Was ist der Hauptgrund dieses Kampfes? Geld, Ruhm, Gier oder geht es doch nur um Rache und Gerechtigkeit?
Ist der Westen wirklich so aggressiv gegenüber den Muslimen? Diese Frage beispielsweise kann man sich nach der Lektüre des Buches ganz einfach beantworten, denn es werden viele Beispiele aufgezeigt, die einen deutlichen rassistischen Unterton gegenüber den Muslimen haben. Man kann für sich selbst entscheiden, ob die westlichen Medien da eine Art Gehirnwäsche praktizieren oder nicht. Fakt ist aber: „Wenn Zivilisten getötet werden, handelt es sich immer um Mord.“ (Seite 25)
Ganz ehrlich kann ich das all auf nach der Lektüre – ich habe mir parallel dazu das Buch gekauft um einiges noch einmal nachzulesen! – immer noch nicht nachvollziehen. Sätze wie „Das liegt einfach daran, dass unsere Leute mehr oder weniger gern sterben wollen.“ (Seite 106) sind doch keine Motivation einem Netz aus mörderischen Terroristen beizutreten. Dafür kann und darf es gar keine Motivation geben. Niemals!

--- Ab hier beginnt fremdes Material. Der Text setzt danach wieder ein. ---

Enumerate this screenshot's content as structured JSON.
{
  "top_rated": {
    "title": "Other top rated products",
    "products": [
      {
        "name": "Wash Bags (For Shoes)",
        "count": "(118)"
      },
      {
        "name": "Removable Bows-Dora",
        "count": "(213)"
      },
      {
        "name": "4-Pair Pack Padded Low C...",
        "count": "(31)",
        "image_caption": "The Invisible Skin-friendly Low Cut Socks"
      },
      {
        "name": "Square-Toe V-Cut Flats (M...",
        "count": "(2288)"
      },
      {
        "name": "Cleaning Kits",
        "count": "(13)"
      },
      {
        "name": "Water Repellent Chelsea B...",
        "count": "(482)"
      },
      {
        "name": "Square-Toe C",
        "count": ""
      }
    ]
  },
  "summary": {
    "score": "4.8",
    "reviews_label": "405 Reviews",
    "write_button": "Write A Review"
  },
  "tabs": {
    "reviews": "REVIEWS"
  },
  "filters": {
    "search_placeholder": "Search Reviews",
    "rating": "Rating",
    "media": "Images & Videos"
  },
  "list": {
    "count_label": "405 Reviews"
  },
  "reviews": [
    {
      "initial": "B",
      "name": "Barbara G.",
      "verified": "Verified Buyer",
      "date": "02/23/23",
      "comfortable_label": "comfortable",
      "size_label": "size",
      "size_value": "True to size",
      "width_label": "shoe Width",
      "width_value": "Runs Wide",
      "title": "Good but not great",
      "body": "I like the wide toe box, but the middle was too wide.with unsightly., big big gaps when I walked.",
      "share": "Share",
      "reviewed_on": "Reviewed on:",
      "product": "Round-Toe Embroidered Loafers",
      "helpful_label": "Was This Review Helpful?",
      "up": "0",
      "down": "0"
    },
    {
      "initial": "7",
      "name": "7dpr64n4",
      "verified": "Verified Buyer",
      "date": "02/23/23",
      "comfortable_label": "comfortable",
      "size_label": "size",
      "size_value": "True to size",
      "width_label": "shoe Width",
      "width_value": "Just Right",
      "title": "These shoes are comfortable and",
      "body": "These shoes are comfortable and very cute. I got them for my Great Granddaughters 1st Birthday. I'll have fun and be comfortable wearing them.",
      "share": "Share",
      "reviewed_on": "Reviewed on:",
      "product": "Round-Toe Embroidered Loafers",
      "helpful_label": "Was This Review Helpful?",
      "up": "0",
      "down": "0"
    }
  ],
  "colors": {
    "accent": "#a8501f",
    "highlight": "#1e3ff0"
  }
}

Todenhöfer traf sich mit der Mutter eines der Jihadisten, den er für das Buch interviewt hatte (Abu Qatadah) und als ich seine Geschichte las, konnte ich noch weniger begreifen warum er, der eigentlich Christian E. heißt, dem IS beigetreten ist. Wenn fehlende berufliche Perspektiven, eine zerbrochene Liebe und die Abwesenheit einer positiven Vaterfigur ein Grund ist dem IS sein Leben zu opfern – sorry, dann kann einem wirklich niemand mehr helfen! Dafür habe ich absolut kein Verständnis! Dann müssten tausende vom Schicksal benachteiligte Menschen dem IS beitreten. Das ist nicht nur Irrsinn, sondern total bescheuert – aber definitiv.

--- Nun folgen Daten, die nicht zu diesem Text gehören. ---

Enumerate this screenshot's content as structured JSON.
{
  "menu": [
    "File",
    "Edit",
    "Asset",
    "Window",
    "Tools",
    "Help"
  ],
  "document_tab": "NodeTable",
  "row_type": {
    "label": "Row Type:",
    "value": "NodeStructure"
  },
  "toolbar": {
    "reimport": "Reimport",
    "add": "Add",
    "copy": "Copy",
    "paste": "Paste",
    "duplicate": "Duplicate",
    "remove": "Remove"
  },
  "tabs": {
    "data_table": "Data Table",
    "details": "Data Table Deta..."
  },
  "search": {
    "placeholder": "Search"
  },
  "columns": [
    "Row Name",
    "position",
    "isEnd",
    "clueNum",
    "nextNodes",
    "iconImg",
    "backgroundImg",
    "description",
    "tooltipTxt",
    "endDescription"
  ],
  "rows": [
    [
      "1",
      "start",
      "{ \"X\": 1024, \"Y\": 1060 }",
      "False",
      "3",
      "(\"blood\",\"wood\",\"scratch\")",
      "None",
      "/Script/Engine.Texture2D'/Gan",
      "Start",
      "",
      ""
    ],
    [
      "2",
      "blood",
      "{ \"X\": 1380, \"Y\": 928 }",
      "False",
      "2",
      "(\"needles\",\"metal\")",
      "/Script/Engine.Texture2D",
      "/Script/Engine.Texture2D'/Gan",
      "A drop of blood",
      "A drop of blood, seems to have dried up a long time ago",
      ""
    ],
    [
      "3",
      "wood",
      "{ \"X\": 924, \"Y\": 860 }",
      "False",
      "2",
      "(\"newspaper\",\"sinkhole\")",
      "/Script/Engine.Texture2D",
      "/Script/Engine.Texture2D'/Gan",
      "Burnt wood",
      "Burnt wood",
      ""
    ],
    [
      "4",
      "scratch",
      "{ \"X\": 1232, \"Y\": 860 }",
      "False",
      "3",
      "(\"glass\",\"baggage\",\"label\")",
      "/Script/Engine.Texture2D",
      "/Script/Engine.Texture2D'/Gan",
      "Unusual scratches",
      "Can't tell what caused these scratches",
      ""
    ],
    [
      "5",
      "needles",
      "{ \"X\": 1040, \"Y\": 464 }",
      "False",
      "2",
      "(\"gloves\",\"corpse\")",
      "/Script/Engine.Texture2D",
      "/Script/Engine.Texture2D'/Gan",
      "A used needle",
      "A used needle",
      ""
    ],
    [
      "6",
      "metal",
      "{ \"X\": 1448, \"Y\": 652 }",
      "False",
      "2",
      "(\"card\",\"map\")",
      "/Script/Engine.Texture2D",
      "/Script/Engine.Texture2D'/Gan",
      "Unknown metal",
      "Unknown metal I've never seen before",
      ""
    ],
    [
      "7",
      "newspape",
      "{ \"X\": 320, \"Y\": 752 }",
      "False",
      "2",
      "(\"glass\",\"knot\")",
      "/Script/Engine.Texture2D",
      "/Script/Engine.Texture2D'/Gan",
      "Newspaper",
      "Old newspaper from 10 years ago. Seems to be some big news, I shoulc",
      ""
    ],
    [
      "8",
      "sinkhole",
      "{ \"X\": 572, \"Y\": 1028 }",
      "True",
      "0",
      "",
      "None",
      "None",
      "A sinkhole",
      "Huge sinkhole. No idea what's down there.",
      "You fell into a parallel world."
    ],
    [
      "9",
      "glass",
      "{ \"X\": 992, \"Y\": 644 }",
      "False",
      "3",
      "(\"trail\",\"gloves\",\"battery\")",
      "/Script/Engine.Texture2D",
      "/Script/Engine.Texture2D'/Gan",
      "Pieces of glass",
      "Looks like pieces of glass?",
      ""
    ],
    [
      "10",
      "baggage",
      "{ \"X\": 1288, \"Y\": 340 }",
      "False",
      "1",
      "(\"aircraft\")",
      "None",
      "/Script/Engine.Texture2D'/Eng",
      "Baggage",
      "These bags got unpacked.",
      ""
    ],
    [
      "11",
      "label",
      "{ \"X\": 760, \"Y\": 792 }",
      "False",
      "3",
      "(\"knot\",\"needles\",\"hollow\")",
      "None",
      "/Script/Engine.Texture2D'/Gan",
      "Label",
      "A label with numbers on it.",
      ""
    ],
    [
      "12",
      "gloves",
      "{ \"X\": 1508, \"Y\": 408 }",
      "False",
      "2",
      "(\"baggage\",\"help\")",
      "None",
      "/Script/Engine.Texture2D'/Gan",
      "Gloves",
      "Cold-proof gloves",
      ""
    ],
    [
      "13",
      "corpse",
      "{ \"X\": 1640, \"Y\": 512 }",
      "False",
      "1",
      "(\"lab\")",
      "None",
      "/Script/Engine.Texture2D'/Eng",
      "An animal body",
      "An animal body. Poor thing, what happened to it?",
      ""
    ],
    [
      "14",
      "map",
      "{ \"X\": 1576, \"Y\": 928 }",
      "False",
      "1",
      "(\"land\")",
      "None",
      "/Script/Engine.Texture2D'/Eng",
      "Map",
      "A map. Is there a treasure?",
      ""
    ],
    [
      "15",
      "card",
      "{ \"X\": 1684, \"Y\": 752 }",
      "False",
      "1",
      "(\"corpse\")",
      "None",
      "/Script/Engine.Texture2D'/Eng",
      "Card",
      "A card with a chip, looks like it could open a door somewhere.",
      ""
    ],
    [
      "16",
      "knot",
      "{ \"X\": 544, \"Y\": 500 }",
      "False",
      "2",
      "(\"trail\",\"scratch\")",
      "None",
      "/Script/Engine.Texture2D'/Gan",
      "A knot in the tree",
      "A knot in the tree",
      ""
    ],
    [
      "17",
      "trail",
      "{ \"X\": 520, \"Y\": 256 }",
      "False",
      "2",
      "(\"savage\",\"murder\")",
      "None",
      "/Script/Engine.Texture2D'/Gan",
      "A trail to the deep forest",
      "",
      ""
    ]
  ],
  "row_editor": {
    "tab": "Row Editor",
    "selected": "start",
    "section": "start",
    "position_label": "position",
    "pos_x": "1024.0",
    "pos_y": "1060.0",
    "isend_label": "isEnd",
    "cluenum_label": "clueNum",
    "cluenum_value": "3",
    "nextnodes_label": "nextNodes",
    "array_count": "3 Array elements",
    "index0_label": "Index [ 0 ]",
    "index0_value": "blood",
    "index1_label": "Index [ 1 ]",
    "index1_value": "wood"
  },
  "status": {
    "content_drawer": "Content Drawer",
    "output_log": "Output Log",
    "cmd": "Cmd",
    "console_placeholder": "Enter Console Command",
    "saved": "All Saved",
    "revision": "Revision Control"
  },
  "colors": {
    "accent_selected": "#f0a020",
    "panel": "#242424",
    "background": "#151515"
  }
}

Mir fiel zunehmend auf, dass sich Christian E. viele seiner „Gesetze“ selbst neu interpretierte. Ein Widerspruch reihte sich an den anderen. Vergewaltigungen von Sklavinnen waren plötzlich keine Vergewaltigungen mehr („Das ist immer relativ. Was bedeutet zwingen? Was bedeutet zwingen, wenn einem diese Person als Sklavin gehört?“ (Seite 145)) und Tötungen wurden in großem Maße gerechtfertigt.

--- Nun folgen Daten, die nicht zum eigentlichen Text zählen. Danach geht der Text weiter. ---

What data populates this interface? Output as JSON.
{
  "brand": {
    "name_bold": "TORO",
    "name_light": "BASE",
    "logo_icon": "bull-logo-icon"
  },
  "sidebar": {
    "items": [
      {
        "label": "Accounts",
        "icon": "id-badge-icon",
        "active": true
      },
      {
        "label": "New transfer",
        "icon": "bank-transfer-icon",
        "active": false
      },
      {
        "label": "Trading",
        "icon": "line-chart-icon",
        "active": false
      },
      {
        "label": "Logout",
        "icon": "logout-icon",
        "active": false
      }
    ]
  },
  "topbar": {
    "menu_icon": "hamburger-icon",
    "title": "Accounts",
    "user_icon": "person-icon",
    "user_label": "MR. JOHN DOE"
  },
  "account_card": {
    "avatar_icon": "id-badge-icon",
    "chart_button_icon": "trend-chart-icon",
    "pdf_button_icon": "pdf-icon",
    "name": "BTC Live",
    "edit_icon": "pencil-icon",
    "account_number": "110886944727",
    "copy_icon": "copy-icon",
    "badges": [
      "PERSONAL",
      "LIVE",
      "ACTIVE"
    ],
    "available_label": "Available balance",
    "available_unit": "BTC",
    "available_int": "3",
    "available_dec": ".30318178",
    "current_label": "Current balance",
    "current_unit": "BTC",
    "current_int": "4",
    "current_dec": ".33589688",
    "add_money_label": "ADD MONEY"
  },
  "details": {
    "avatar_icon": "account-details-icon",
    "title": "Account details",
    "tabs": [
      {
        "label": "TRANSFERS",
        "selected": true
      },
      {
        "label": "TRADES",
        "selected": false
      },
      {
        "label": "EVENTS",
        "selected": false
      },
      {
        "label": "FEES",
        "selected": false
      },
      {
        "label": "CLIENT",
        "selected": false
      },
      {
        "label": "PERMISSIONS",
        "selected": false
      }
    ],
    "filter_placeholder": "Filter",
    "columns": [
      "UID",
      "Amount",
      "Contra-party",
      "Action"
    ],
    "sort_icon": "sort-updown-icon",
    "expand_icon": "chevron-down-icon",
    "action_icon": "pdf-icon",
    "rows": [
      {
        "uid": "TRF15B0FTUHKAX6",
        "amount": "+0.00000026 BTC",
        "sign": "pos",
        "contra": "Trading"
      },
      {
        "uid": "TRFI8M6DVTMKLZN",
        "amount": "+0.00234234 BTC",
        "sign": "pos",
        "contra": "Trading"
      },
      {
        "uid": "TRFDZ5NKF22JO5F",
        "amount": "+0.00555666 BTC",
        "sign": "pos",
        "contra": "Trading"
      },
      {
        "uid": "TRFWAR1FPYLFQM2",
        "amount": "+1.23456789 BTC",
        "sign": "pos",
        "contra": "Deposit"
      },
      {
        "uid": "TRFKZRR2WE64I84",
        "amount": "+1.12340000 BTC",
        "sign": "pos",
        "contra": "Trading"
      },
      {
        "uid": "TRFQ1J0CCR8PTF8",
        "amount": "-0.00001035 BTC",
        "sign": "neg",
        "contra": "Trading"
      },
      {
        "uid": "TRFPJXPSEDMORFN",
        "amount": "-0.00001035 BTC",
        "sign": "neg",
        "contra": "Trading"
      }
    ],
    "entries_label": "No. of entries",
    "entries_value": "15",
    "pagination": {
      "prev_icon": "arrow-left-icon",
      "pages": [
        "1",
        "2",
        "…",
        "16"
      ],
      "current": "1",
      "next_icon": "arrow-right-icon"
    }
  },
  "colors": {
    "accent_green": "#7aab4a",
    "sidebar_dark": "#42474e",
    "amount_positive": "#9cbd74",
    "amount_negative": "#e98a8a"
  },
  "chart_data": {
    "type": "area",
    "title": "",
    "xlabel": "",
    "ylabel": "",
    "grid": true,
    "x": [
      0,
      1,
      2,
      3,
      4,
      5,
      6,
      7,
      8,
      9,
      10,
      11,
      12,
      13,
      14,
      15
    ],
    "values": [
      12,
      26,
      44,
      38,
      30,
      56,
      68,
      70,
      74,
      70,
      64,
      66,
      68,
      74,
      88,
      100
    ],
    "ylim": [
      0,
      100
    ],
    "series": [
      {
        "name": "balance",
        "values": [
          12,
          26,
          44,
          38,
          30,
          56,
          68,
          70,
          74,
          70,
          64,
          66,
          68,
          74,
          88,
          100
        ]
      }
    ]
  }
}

Todenhöfer begab sich trotzdem in Gefahr sich diesen Wahnsinn näher anzuschauen und wusste selbst nicht, ob er je wiederkommen würde. Dafür verdient er absoluten Respekt und Hochachtung. Sieben Monate hatte er jeden Tag mit sich gerungen, sah zunehmend barbarischere Grausamkeiten und wurde angetrieben von der Neugier nach der Wahrheit über den IS. Bei drohender Folter oder Hinrichtung wollte er jedoch das Drehbuch seines Todes selbst schreiben – und hatte sich aus diesem Grund ein tödliches Medikament besorgt.
Doch die ersten Tage im Islamischen Staat sind eher friedlich, wenn auch manchmal sehr aufregend und spannend. Schließlich befindet man sich im Kriegsgebiet. Trotzdem scheint das Leben ganz normal in Rakka. Kebab – Buden, Obststände und eine vorbeifahrende Hochzeitskolonne inklusive Hupkonzert!
Wenig später beginnt die Zensur der geplanten Berichterstattung. Der Streit darüber eskaliert und ich fragte mich immer wieder welche Ängste dabei wohl mit im Raum standen. Schließlich hätte die Stimmung schnell ins Aggressive kippen können. Todenhöfer bleibt aber eher nüchtern und sachlich, wenn es darum geht über diese Situationen mehr zu erfahren. Keine Emotion wird klar übersendet. Protokollartig fährt er fort seine Reise dokumentieren.
Todenhöfer berichtet vom IS – Trainingslager, militärischer Ausbildung und von dem tödlichen Damoklesschwert, welches über ihn und seinem Sohn schwebt. Bisher hatte kein westlicher Journalist den IS lebend verlassen…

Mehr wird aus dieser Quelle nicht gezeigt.